The sound of fast-moving vehicles thrummed from less than a quarter mile away. Whether she was leading them or running from them didn't matter now. Drakon seized her wrist again, and they ran until Lark—if that was really her name—was panting hoarsely and beginning to stumble. Drakon turned a sharp corner into an alley. She leaned against him as if she might fall without his support. He wasn't thinking at all when he put his arm around her.

He could still smell her blood. Almost feel it inside him.

He reached inside his jacket pocket with his free hand and pulled out one of the blindfolds he and the crew had used on the emigrants. “Turn around,” he said.

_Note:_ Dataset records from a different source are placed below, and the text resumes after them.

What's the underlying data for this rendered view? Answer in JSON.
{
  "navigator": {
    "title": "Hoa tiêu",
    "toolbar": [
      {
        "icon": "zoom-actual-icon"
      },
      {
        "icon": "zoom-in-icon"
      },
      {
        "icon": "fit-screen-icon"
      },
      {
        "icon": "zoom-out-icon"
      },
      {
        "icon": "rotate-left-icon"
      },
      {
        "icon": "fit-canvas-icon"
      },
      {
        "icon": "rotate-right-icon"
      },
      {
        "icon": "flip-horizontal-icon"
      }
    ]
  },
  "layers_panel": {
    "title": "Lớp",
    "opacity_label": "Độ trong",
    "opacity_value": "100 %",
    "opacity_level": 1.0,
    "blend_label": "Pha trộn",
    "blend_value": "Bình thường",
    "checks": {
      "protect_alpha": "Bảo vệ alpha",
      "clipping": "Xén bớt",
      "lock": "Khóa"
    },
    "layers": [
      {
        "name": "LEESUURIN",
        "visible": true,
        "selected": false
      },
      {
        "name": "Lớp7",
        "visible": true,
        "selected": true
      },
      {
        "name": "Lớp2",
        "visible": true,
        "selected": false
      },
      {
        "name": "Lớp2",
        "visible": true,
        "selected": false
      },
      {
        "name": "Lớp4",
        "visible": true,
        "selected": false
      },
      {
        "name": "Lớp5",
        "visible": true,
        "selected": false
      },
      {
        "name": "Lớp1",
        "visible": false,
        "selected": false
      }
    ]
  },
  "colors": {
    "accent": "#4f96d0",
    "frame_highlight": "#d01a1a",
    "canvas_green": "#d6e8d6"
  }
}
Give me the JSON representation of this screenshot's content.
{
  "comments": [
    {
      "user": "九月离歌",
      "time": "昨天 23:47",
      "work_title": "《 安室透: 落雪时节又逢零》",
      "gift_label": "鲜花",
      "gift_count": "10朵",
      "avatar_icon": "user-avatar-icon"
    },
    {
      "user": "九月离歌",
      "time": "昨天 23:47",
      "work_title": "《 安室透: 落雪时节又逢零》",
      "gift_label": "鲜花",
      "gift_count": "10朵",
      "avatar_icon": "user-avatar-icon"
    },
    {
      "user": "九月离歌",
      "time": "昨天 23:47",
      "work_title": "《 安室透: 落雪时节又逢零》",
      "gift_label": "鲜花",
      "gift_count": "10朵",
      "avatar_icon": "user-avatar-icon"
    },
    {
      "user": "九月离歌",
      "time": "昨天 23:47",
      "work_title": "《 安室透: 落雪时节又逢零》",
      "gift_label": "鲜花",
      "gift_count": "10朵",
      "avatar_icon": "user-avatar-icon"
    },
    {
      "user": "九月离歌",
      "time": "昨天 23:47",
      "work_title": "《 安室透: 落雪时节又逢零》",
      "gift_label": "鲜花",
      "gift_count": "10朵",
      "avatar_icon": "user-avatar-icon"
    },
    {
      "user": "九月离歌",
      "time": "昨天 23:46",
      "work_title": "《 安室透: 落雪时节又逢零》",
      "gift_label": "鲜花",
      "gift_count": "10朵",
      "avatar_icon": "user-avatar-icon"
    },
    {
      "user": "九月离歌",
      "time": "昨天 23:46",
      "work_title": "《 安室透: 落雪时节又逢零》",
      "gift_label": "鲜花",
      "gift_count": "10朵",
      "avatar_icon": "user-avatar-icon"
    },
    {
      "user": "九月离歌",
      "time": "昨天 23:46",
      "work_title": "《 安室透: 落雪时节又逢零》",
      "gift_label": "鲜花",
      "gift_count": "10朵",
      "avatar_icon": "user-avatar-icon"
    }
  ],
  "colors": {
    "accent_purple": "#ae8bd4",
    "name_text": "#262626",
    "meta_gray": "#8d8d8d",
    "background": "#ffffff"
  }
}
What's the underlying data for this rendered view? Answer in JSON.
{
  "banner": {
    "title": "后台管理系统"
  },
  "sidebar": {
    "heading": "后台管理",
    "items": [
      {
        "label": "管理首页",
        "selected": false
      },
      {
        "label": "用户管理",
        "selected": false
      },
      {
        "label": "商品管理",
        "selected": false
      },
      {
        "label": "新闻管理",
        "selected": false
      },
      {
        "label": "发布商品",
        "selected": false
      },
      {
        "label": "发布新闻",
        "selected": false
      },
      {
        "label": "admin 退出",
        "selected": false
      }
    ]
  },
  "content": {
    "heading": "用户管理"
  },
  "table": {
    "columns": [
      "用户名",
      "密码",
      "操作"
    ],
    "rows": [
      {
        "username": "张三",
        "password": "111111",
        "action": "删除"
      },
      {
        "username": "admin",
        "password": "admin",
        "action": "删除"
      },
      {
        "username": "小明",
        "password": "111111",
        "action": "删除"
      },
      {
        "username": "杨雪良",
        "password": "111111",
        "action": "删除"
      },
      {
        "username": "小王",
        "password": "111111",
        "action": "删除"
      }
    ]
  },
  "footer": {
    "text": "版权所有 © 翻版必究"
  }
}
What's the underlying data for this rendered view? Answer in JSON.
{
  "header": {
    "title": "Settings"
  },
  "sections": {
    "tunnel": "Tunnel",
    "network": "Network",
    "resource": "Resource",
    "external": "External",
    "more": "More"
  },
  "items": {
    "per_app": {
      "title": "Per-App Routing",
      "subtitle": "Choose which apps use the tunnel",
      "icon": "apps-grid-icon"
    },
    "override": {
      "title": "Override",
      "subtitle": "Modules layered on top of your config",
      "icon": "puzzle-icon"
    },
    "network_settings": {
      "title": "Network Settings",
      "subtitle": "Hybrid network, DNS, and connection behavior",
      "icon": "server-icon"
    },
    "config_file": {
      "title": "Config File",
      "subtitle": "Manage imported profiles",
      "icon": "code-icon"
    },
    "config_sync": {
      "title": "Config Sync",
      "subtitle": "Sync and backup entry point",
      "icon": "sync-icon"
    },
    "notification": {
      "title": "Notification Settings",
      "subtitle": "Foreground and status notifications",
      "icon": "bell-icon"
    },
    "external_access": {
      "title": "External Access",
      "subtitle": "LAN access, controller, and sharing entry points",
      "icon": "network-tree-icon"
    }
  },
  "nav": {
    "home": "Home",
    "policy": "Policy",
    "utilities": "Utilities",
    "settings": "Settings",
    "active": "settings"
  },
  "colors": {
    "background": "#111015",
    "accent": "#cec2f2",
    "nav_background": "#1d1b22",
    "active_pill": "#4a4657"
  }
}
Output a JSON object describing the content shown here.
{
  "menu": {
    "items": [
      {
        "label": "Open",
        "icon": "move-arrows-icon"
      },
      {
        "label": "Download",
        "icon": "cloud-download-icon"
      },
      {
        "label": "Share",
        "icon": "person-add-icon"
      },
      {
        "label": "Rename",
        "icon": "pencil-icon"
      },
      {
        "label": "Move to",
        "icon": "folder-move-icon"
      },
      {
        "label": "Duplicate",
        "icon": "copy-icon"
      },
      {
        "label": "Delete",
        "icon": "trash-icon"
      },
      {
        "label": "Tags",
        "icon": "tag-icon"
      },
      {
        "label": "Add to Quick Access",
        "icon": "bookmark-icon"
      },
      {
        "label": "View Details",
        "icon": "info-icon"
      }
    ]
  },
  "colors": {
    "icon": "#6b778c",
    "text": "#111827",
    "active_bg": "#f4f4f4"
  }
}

Her gaze fell to the cloth in his hand. “You're kidding. If you think I'd ever—”

“I'm not letting you into my Hold without this. I give you my word that you'll come to no harm.”

“The word of a—”

“Criminal, a fugitive from justice? Enclave justice?” Drakon turned her and tied the blindfold around her head before she could even think of struggling.

“I must be crazy,” she said, her voice rasping with exhaustion.

“No,” he said. “You've made the only possible choice.” Taking her arm again, he led her alongside the building, constantly listening, and took a very circuitous course toward the Hold, dodging the sounds of approaching troops. They didn't seem to be gaining ground, perhaps more concerned about ambush than moving too recklessly.